Profiling of ectopic Lck expression patterns in CLL. (A) Interpatient and intratumoral heterogeneity of CLL according to ectopic Lck expression. PBMCs from HDs (n = 15) and from CLL patients (n = 43) were stained with anti-Lck, anti-CD19, and anti-CD3. The gating strategy and additional CD19/CD5 double staining is shown in supplemental Figure 1A. The lymphocyte populations gated to exclusively include CD3+ (representing the T-cell population) and CD19+ (normal B cells or CLL cells) cells are presented as 2-dimensional (2D) fluorescence-activated cell sorting (FACS) plots of Lck vs CD3 staining, to enable a visual comparison of Lck expression between the B/CLL cells (CD19+/CD3) and T cells (CD3+). CLL cells were gated as Lck, Lcklow, Lck−/low, and Lckhi relative to the Lck expression in corresponding T cells and used to classify samples in 3 groups A, B, and C (Gp.A, Gp.B, and Gp.C), as indicated. B cells and T cells from HDs were used as negative and positive controls for anti-Lck staining, respectively. Representative FACS plots are shown. (B) Lckhi subsets contain elevated SFK activity and constitutive pERK. PBMCs from HDs and CLL patients were stained with CD3, CD19, Lck, and either pY416 (which measures global SFK activity) or pERK. Graphs display the geometrical mean fluorescence intensity values for Lck, pY416, and pERK staining within gated cell populations as defined in panel A. Data points from individual samples and medians (horizontal lines) are shown. The Mann-Whitney U test was used for comparisons between samples (solid lines) and the Wilcoxon matched-pair test between populations within the same sample (dotted lines). Relevant comparisons are shown. *P < .05; ***P < .0005. CD19 and CD5 expression levels in the different CLL subsets are shown in supplemental Figure 1B. (C) Lck inhibition diminishes constitutive ERK phosphorylation in Lckhi subpopulations. Cells from group C CLL patients were either left untreated or treated with the specific Lck inhibitors Lck-i and A770041. Graphs show the parallel reduction in SFK activity (anti-pY416 staining) and pERK levels (anti-pERK staining) in the Lckhi subset and corresponding T cells after treatment, as indicated (n = 6; Student t test; mean ± standard error of the mean [SEM]; *P < .05; **P < .005). ns, not significant.

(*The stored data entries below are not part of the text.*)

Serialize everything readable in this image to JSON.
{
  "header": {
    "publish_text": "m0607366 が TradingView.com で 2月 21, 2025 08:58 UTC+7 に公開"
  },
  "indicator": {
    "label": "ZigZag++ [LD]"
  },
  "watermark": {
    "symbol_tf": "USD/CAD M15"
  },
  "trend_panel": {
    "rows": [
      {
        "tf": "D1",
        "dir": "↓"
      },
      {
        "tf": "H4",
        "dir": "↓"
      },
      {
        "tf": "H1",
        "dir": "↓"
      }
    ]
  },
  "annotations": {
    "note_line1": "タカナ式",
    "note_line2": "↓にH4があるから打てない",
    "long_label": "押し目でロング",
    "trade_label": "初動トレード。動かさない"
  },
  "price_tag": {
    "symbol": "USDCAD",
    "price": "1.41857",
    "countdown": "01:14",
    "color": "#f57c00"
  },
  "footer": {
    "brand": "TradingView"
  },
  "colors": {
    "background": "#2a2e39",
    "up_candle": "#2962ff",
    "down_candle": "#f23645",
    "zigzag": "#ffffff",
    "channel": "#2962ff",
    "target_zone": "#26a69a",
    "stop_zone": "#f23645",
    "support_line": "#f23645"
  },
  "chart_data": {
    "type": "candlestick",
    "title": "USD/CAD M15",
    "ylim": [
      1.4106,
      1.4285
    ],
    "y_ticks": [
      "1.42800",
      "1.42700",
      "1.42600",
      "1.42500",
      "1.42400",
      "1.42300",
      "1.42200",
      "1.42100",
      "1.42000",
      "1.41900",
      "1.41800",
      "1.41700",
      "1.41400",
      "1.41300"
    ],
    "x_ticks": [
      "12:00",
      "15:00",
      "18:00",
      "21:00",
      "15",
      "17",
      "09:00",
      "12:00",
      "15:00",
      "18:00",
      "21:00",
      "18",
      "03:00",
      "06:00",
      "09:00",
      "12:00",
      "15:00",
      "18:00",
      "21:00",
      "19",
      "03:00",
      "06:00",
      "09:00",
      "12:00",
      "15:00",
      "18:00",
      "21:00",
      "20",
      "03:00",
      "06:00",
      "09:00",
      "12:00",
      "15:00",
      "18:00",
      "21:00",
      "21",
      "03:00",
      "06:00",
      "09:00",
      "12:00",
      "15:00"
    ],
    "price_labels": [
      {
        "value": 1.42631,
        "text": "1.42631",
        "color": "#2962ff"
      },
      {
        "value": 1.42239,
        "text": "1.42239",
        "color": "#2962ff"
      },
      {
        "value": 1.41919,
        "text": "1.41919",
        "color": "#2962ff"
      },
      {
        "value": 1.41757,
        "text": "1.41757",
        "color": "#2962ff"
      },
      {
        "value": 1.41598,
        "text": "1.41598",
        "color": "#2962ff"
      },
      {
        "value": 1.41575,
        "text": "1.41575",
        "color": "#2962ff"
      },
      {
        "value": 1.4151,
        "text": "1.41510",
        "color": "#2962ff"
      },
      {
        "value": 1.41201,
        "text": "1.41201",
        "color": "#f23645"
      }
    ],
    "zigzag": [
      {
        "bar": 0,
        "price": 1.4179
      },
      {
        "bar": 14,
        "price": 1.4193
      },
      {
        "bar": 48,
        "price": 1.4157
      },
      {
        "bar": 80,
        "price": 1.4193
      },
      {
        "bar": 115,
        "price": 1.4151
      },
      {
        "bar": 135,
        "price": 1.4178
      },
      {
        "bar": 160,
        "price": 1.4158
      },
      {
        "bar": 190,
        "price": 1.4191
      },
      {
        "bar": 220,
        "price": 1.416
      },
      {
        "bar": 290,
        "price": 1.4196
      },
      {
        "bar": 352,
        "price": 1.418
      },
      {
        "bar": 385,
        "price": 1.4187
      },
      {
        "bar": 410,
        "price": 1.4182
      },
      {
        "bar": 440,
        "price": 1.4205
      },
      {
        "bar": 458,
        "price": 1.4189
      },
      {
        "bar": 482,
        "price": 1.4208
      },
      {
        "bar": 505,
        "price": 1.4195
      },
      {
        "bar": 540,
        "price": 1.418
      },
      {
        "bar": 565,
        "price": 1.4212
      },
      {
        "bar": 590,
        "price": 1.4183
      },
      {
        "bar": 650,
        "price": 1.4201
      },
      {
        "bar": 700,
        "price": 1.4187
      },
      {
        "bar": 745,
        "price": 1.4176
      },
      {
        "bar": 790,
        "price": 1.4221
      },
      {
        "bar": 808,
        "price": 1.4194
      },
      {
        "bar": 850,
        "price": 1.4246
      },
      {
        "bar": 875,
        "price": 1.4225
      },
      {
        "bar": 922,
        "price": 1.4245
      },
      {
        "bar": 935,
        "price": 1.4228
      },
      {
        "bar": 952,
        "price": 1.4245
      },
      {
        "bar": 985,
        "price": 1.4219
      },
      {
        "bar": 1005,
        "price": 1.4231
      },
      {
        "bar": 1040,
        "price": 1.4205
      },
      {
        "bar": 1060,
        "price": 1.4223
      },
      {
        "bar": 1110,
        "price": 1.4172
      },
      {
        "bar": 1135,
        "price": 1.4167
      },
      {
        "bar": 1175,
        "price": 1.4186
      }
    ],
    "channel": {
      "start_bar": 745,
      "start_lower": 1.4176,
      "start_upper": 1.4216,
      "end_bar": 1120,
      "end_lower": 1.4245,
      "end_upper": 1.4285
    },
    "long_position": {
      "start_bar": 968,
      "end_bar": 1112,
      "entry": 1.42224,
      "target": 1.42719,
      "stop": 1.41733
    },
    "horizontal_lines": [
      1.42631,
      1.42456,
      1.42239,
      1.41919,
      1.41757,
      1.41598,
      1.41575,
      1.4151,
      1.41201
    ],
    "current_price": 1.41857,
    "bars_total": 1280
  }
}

Our previous work demonstrated that Lck is constitutively active within resting T cells and this preactivated pool is both necessary and sufficient for T-cell receptor–induced triggering of signaling cascades.17 On the other hand, Lck overexpression can cause abnormal signaling in the absence of TCR engagement.18,19 Concordant with this concept, constitutive pERK was exclusively found in the Lckhi subpopulations for all group C patients tested (Figure 1B). Lck−/low cells from group C and groups A and B patients or corresponding T cells did not contain pERK, despite elevated overall SFK activity in certain cases (Figure 1B). Furthermore, treatment with 2 selective Lck inhibitors at concentrations that are not affecting other SFKs11,20 resulted in a reduction of basal pERK levels in Lckhi subsets (Figure 1C). These data couple constitutive pERK to high levels of ectopic Lck expression and imply that elevated SFK activity in the absence of Lck does not suffice to induce constitutive phosphorylation of ERK. In line with this, Muzio et al7 showed that elevated pERK at steady state could not be linked to hyperactive Lyn, the major B-cell SFK. Basal pERK has been previously reported in ∼50% of CLL cases,7 however, the existence of intrasample variability and its correlation with ectopic Lck, as reported here, has never been appreciated.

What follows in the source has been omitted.